Ortega construiu o seu império a partir de uma pequena loja na Calle Juan Flórez, no coração da Corunha. Estávamos em 1975, ano em que terminaram os longos anos de ditadura em Espanha, após a morte de Francisco Franco.
O objetivo, na altura como agora, era criar roupas que pudessem ser usadas por qualquer mulher. Foi a partir desta intuição que a Zara construiu o seu sucesso, passo a passo: observando e satisfazendo os desejos das mulheres e, mais tarde, também dos homens e das crianças.
O plano estratégico era e é simples: sem stock, sem armazém. As peças de vestuário são transitórias: hoje estão lá, amanhã talvez não. Desta forma, o cliente é obrigado a comprar imediatamente e a querer sempre mais. Não há publicidade. A loja faz publicidade a si própria. Não é por acaso que a Zara é a marca líder na Europa em termos de número de lojas dispersas e a segunda no mundo, a seguir à americana Gap.
Ortega virou então o conceito de sazonalidade de pernas para o ar. Tudo gira em torno das meias-estações, em torno daquelas roupas que ninguém sabe quando usar e que todos nós continuamos a comprar.
Foi com esta estranha e inovadora política de posicionamento que o grupo Inditex conseguiu entrar no guarda-roupa de toda a gente. E isto significa toda a gente. Não só nos das pessoas comuns, mas também nos das rainhas e supermodelos. Em 2018, a modelo Emily Ratajkowski casou-se com um fato Zara cor de mostarda, que se tornou viral e esgotou automaticamente. A princesa consorte Kate Middleton foi fotografada vezes sem conta a usar blazers Zara.
Se isto pode parecer paradoxal, pelo contrário, faz parte de um plano estratégico preciso da marca rápida que quase se envergonha de ser vista como tal.
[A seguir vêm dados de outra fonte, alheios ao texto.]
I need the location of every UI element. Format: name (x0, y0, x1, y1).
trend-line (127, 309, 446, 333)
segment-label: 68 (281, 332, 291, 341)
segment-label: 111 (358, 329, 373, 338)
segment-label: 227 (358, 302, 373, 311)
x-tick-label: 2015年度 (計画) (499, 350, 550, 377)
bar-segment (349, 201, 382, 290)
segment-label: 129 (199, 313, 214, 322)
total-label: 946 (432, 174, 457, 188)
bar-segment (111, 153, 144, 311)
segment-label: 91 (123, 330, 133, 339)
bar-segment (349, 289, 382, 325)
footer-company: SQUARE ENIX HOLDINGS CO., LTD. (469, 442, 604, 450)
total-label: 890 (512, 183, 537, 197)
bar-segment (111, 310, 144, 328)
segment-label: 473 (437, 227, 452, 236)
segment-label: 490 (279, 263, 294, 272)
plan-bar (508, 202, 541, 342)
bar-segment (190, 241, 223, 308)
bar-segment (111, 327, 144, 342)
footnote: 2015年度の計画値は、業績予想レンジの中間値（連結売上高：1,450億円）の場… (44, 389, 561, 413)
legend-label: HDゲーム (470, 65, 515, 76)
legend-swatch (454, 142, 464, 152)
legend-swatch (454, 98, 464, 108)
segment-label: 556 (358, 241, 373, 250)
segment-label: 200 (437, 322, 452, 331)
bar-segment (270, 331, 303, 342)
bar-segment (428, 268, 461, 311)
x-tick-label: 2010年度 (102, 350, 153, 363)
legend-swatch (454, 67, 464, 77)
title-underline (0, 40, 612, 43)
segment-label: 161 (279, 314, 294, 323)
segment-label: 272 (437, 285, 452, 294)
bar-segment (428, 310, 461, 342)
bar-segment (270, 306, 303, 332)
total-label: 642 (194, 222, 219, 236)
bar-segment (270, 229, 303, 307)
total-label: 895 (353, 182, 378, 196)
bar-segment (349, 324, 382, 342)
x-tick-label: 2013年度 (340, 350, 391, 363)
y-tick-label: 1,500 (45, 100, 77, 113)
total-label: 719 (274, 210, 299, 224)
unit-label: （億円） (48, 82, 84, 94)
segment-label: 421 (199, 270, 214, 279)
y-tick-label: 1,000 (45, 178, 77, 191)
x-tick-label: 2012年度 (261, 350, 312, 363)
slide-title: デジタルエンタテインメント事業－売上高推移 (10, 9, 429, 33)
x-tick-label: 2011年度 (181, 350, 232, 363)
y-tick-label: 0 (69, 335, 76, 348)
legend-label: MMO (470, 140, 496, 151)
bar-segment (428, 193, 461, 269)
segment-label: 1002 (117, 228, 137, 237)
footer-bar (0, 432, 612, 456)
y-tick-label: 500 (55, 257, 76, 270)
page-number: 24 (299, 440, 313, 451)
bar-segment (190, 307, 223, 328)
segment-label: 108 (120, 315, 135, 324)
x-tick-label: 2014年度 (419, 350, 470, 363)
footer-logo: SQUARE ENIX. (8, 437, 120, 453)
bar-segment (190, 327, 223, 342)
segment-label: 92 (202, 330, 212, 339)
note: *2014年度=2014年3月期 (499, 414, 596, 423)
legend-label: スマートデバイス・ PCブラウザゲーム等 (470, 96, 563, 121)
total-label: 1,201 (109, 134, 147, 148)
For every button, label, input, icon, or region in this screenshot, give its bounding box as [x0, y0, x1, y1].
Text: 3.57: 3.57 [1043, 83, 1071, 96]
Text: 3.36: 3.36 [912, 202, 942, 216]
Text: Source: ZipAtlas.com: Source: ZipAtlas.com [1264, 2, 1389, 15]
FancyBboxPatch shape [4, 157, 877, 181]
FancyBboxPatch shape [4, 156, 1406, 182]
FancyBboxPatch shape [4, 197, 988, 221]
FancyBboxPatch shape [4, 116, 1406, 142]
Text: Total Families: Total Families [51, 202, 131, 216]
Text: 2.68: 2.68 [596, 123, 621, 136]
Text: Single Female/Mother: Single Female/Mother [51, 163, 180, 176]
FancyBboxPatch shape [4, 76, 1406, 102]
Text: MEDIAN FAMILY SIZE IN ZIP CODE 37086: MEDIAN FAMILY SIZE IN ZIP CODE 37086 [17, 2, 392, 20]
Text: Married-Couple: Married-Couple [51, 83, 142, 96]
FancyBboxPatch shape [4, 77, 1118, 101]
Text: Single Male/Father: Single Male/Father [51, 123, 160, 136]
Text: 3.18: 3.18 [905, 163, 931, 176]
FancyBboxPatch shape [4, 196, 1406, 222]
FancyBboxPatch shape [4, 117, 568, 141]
Uma análise publicada no The Business of Fashion (BoF) mostra que Ortega está a considerar um relançamento significativo que poderá levar a Zara ainda mais alto. De facto, através do programa Join Life e de um ligeiro, mas constante aumento de preços, a marca está a tentar reposicionar-se no mercado para ser vista como sustentável e de luxo. Nesta nova perspetiva, o objetivo é trabalhar nas diferentes fases da cadeia de produção com uma abordagem intersectorial holística, desde a escolha dos materiais até à produção e à gestão logística do armazém. Até 2030, a Zara tem como objetivo reduzir as emissões em 50% e eliminá-las completamente até 2040. A tónica é também colocada na utilização de materiais têxteis reciclados e na implementação de serviços de circularidade, como o Zara pre-owen, que permite que as pessoas reciclem as suas peças de vestuário para que estas possam ter uma nova vida. O programa baseia-se na possibilidade de deitar fora roupas compradas há algumas estações e comprar outras novas, num círculo vicioso contínuo.
É o véu maia da sustentabilidade e da inovação que esconde o desejo de alguns poderosos de enriquecerem à custa das pessoas e do ambiente.
Assim, apesar das promessas feitas e das aspirações capitalistas escondidas, todas as manhãs o consumidor acorda com o clássico dilema hamletiano: um guarda-roupa cheio de roupa e nada para vestir.